The steam driven pumps are built with either single or compound steam cylinders, fitted with new and improved valve gear, and with their arrangement of fly-wheels, insures smooth running, making full strokes free from vibration.

Fig. 361.—See page [70].


AIR COMPRESSORS.

Compressed air is air compressed by mechanical force into a state of more or less increased density. The power obtained from the expansion of greatly compressed air in a cylinder, on being set free is used in many applications as a substitute for steam or other force as in operating drills, shop tools and engines which are driven by the elastic force of compressed air.
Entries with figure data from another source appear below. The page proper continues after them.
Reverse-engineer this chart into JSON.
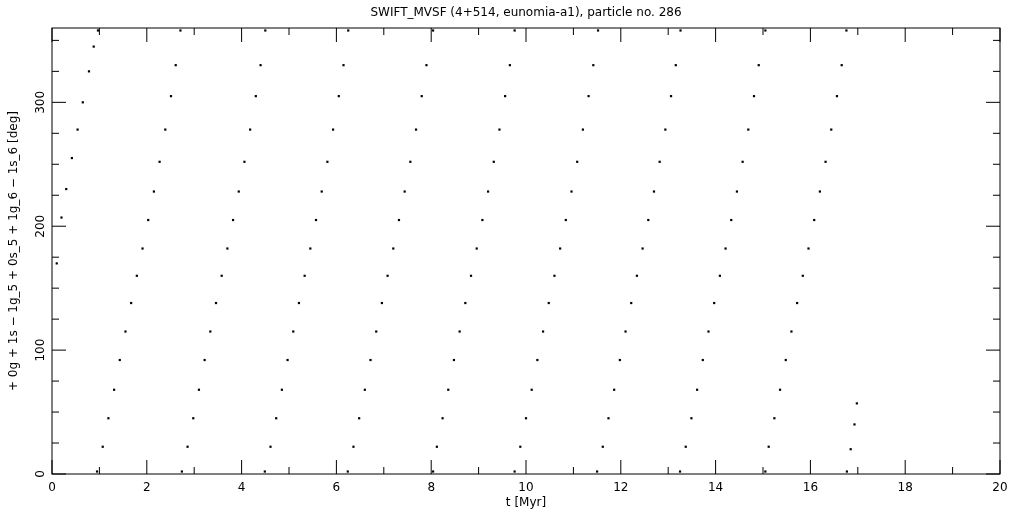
{
  "chart_data": {
    "type": "scatter",
    "title": "SWIFT_MVSF (4+514, eunomia-a1), particle no. 286",
    "xlabel": "t [Myr]",
    "ylabel": "+ 0g + 1s − 1g_5 + 0s_5 + 1g_6 − 1s_6 [deg]",
    "xlim": [
      0,
      20
    ],
    "ylim": [
      0,
      360
    ],
    "marker": "square",
    "xticks": [
      0,
      {
        "value": 1,
        "label": null
      },
      2,
      {
        "value": 3,
        "label": null
      },
      4,
      {
        "value": 5,
        "label": null
      },
      6,
      {
        "value": 7,
        "label": null
      },
      8,
      {
        "value": 9,
        "label": null
      },
      10,
      {
        "value": 11,
        "label": null
      },
      12,
      {
        "value": 13,
        "label": null
      },
      14,
      {
        "value": 15,
        "label": null
      },
      16,
      {
        "value": 17,
        "label": null
      },
      18,
      {
        "value": 19,
        "label": null
      },
      20
    ],
    "yticks": [
      0,
      {
        "value": 25,
        "label": null
      },
      {
        "value": 50,
        "label": null
      },
      {
        "value": 75,
        "label": null
      },
      100,
      {
        "value": 125,
        "label": null
      },
      {
        "value": 150,
        "label": null
      },
      {
        "value": 175,
        "label": null
      },
      200,
      {
        "value": 225,
        "label": null
      },
      {
        "value": 250,
        "label": null
      },
      {
        "value": 275,
        "label": null
      },
      300,
      {
        "value": 325,
        "label": null
      },
      {
        "value": 350,
        "label": null
      }
    ],
    "series": [
      {
        "color": "#000000",
        "x": [
          0.1,
          0.2,
          0.3,
          0.42,
          0.54,
          0.65,
          0.78,
          0.88,
          0.97
        ],
        "values": [
          170,
          207,
          230,
          255,
          278,
          300,
          325,
          345,
          358
        ]
      },
      {
        "color": "#000000",
        "x": [
          0.95,
          1.07,
          1.19,
          1.31,
          1.43,
          1.55,
          1.67,
          1.79,
          1.91,
          2.03,
          2.15,
          2.27,
          2.39,
          2.51,
          2.61,
          2.71
        ],
        "values": [
          2,
          22,
          45,
          68,
          92,
          115,
          138,
          160,
          182,
          205,
          228,
          252,
          278,
          305,
          330,
          358
        ]
      },
      {
        "color": "#000000",
        "x": [
          2.74,
          2.86,
          2.98,
          3.1,
          3.22,
          3.34,
          3.46,
          3.58,
          3.7,
          3.82,
          3.94,
          4.06,
          4.18,
          4.3,
          4.4,
          4.5
        ],
        "values": [
          2,
          22,
          45,
          68,
          92,
          115,
          138,
          160,
          182,
          205,
          228,
          252,
          278,
          305,
          330,
          358
        ]
      },
      {
        "color": "#000000",
        "x": [
          4.49,
          4.61,
          4.73,
          4.85,
          4.97,
          5.09,
          5.21,
          5.33,
          5.45,
          5.57,
          5.69,
          5.81,
          5.93,
          6.05,
          6.15,
          6.25
        ],
        "values": [
          2,
          22,
          45,
          68,
          92,
          115,
          138,
          160,
          182,
          205,
          228,
          252,
          278,
          305,
          330,
          358
        ]
      },
      {
        "color": "#000000",
        "x": [
          6.24,
          6.36,
          6.48,
          6.6,
          6.72,
          6.84,
          6.96,
          7.08,
          7.2,
          7.32,
          7.44,
          7.56,
          7.68,
          7.8,
          7.9,
          8.04
        ],
        "values": [
          2,
          22,
          45,
          68,
          92,
          115,
          138,
          160,
          182,
          205,
          228,
          252,
          278,
          305,
          330,
          358
        ]
      },
      {
        "color": "#000000",
        "x": [
          8.04,
          8.12,
          8.24,
          8.36,
          8.48,
          8.6,
          8.72,
          8.84,
          8.96,
          9.08,
          9.2,
          9.32,
          9.44,
          9.56,
          9.66,
          9.76
        ],
        "values": [
          2,
          22,
          45,
          68,
          92,
          115,
          138,
          160,
          182,
          205,
          228,
          252,
          278,
          305,
          330,
          358
        ]
      },
      {
        "color": "#000000",
        "x": [
          9.76,
          9.88,
          10.0,
          10.12,
          10.24,
          10.36,
          10.48,
          10.6,
          10.72,
          10.84,
          10.96,
          11.08,
          11.2,
          11.32,
          11.42,
          11.52
        ],
        "values": [
          2,
          22,
          45,
          68,
          92,
          115,
          138,
          160,
          182,
          205,
          228,
          252,
          278,
          305,
          330,
          358
        ]
      },
      {
        "color": "#000000",
        "x": [
          11.5,
          11.62,
          11.74,
          11.86,
          11.98,
          12.1,
          12.22,
          12.34,
          12.46,
          12.58,
          12.7,
          12.82,
          12.94,
          13.06,
          13.16,
          13.26
        ],
        "values": [
          2,
          22,
          45,
          68,
          92,
          115,
          138,
          160,
          182,
          205,
          228,
          252,
          278,
          305,
          330,
          358
        ]
      },
      {
        "color": "#000000",
        "x": [
          13.25,
          13.37,
          13.49,
          13.61,
          13.73,
          13.85,
          13.97,
          14.09,
          14.21,
          14.33,
          14.45,
          14.57,
          14.69,
          14.81,
          14.91,
          15.05
        ],
        "values": [
          2,
          22,
          45,
          68,
          92,
          115,
          138,
          160,
          182,
          205,
          228,
          252,
          278,
          305,
          330,
          358
        ]
      },
      {
        "color": "#000000",
        "x": [
          15.05,
          15.12,
          15.24,
          15.36,
          15.48,
          15.6,
          15.72,
          15.84,
          15.96,
          16.08,
          16.2,
          16.32,
          16.44,
          16.56,
          16.66,
          16.76
        ],
        "values": [
          2,
          22,
          45,
          68,
          92,
          115,
          138,
          160,
          182,
          205,
          228,
          252,
          278,
          305,
          330,
          358
        ]
      },
      {
        "color": "#000000",
        "x": [
          16.77,
          16.85,
          16.93,
          16.98
        ],
        "values": [
          2,
          20,
          40,
          57
        ]
      }
    ]
  }
}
A compressor is a machine usually driven by steam by which air is compressed in a receiver so that its expansion may be utilized as a source of power at distances where an ordinary engine could not be conveniently used.
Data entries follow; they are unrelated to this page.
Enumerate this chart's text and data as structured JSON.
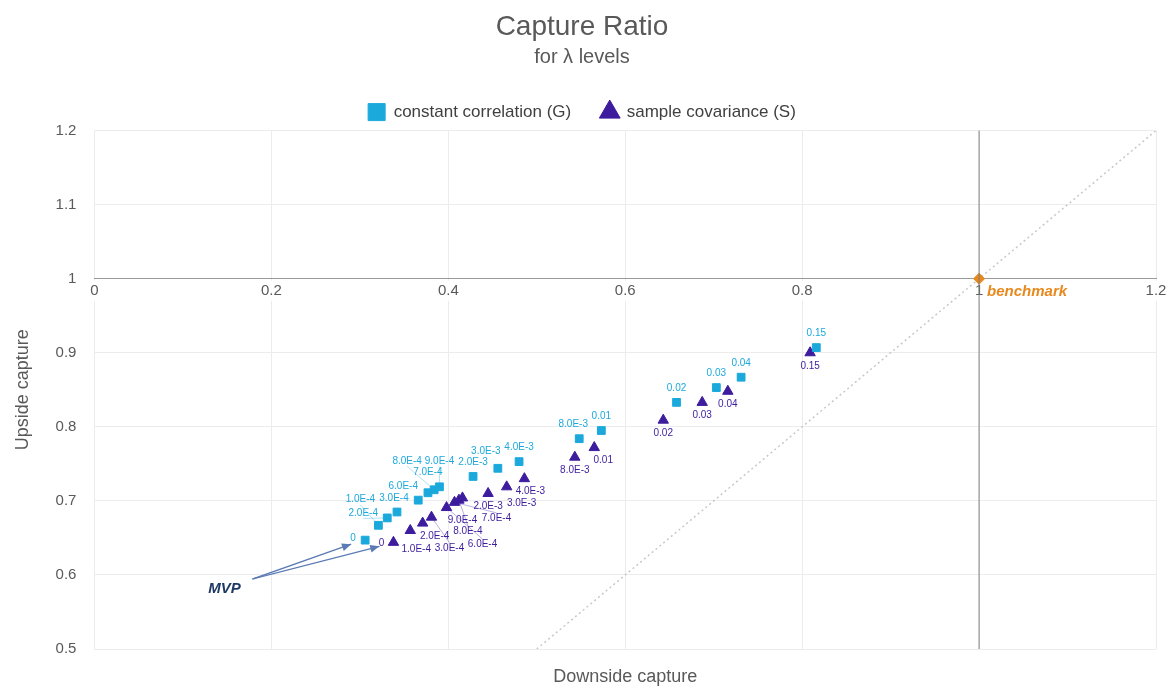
{
  "chart_data": {
    "type": "scatter",
    "title": "Capture Ratio",
    "subtitle": "for λ levels",
    "xlabel": "Downside capture",
    "ylabel": "Upside capture",
    "xlim": [
      0,
      1.2
    ],
    "xticks": [
      0,
      0.2,
      0.4,
      0.6,
      0.8,
      1,
      1.2
    ],
    "ylim": [
      0.5,
      1.2
    ],
    "yticks": [
      0.5,
      0.6,
      0.7,
      0.8,
      0.9,
      1,
      1.1,
      1.2
    ],
    "grid": true,
    "legend": "top",
    "ref_lines": [
      {
        "axis": "x",
        "value": 1,
        "color": "#7f7f7f"
      }
    ],
    "annotations": [
      "MVP",
      {
        "text": "0",
        "x": 0.306,
        "y": 0.647
      },
      {
        "text": "1.0E-4",
        "x": 0.321,
        "y": 0.667
      },
      {
        "text": "2.0E-4",
        "x": 0.331,
        "y": 0.677
      },
      {
        "text": "3.0E-4",
        "x": 0.342,
        "y": 0.685
      },
      {
        "text": "6.0E-4",
        "x": 0.366,
        "y": 0.701
      },
      {
        "text": "7.0E-4",
        "x": 0.377,
        "y": 0.711
      },
      {
        "text": "8.0E-4",
        "x": 0.384,
        "y": 0.715
      },
      {
        "text": "9.0E-4",
        "x": 0.39,
        "y": 0.719
      },
      {
        "text": "2.0E-3",
        "x": 0.428,
        "y": 0.733
      },
      {
        "text": "3.0E-3",
        "x": 0.456,
        "y": 0.744
      },
      {
        "text": "4.0E-3",
        "x": 0.48,
        "y": 0.753
      },
      {
        "text": "8.0E-3",
        "x": 0.548,
        "y": 0.784
      },
      {
        "text": "0.01",
        "x": 0.573,
        "y": 0.795
      },
      {
        "text": "0.02",
        "x": 0.658,
        "y": 0.833
      },
      {
        "text": "0.03",
        "x": 0.703,
        "y": 0.853
      },
      {
        "text": "0.04",
        "x": 0.731,
        "y": 0.867
      },
      {
        "text": "0.15",
        "x": 0.816,
        "y": 0.907
      },
      {
        "text": "0",
        "x": 0.338,
        "y": 0.644
      },
      {
        "text": "1.0E-4",
        "x": 0.357,
        "y": 0.66
      },
      {
        "text": "2.0E-4",
        "x": 0.371,
        "y": 0.67
      },
      {
        "text": "3.0E-4",
        "x": 0.381,
        "y": 0.678
      },
      {
        "text": "6.0E-4",
        "x": 0.398,
        "y": 0.691
      },
      {
        "text": "7.0E-4",
        "x": 0.407,
        "y": 0.698
      },
      {
        "text": "8.0E-4",
        "x": 0.412,
        "y": 0.701
      },
      {
        "text": "9.0E-4",
        "x": 0.416,
        "y": 0.704
      },
      {
        "text": "2.0E-3",
        "x": 0.445,
        "y": 0.71
      },
      {
        "text": "3.0E-3",
        "x": 0.466,
        "y": 0.719
      },
      {
        "text": "4.0E-3",
        "x": 0.486,
        "y": 0.73
      },
      {
        "text": "8.0E-3",
        "x": 0.543,
        "y": 0.759
      },
      {
        "text": "0.01",
        "x": 0.565,
        "y": 0.772
      },
      {
        "text": "0.02",
        "x": 0.643,
        "y": 0.809
      },
      {
        "text": "0.03",
        "x": 0.687,
        "y": 0.833
      },
      {
        "text": "0.04",
        "x": 0.716,
        "y": 0.848
      },
      {
        "text": "0.15",
        "x": 0.809,
        "y": 0.9
      }
    ],
    "series": [
      {
        "name": "constant correlation (G)",
        "color": "#1ba9dc",
        "marker": "square",
        "x": [
          0.306,
          0.321,
          0.331,
          0.342,
          0.366,
          0.377,
          0.384,
          0.39,
          0.428,
          0.456,
          0.48,
          0.548,
          0.573,
          0.658,
          0.703,
          0.731,
          0.816
        ],
        "values": [
          0.647,
          0.667,
          0.677,
          0.685,
          0.701,
          0.711,
          0.715,
          0.719,
          0.733,
          0.744,
          0.753,
          0.784,
          0.795,
          0.833,
          0.853,
          0.867,
          0.907
        ]
      },
      {
        "name": "sample covariance (S)",
        "color": "#3d1c9e",
        "marker": "triangle",
        "x": [
          0.338,
          0.357,
          0.371,
          0.381,
          0.398,
          0.407,
          0.412,
          0.416,
          0.445,
          0.466,
          0.486,
          0.543,
          0.565,
          0.643,
          0.687,
          0.716,
          0.809
        ],
        "values": [
          0.644,
          0.66,
          0.67,
          0.678,
          0.691,
          0.698,
          0.701,
          0.704,
          0.71,
          0.719,
          0.73,
          0.759,
          0.772,
          0.809,
          0.833,
          0.848,
          0.9
        ]
      },
      {
        "name": "benchmark",
        "color": "#e8891e",
        "marker": "diamond",
        "x": [
          1
        ],
        "values": [
          1
        ]
      },
      {
        "type": "line",
        "color": "#c8c8c8",
        "line_style": "dotted",
        "marker": "none",
        "x": [
          0.5,
          1.2
        ],
        "values": [
          0.5,
          1.2
        ]
      }
    ]
  }
}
The compressor proper comprises two sets of valves, usually designed to be opened automatically by excess of pressure under them and to be closed by gravity or by the action of springs when the pressures become equal. The inlet valves open just after the piston commences its stroke, when the expansion of the compressed air remaining in the cylinder behind the piston has lowered the pressure above the valves. They close at the end of the intake stroke, just as the piston comes to rest. The outlet valve lifts during the compression stroke, at about the time the rising pressure in the cylinder becomes equal to that in the outlet passage above the valves; and they close when the flow of air ceases as the piston completes its stroke.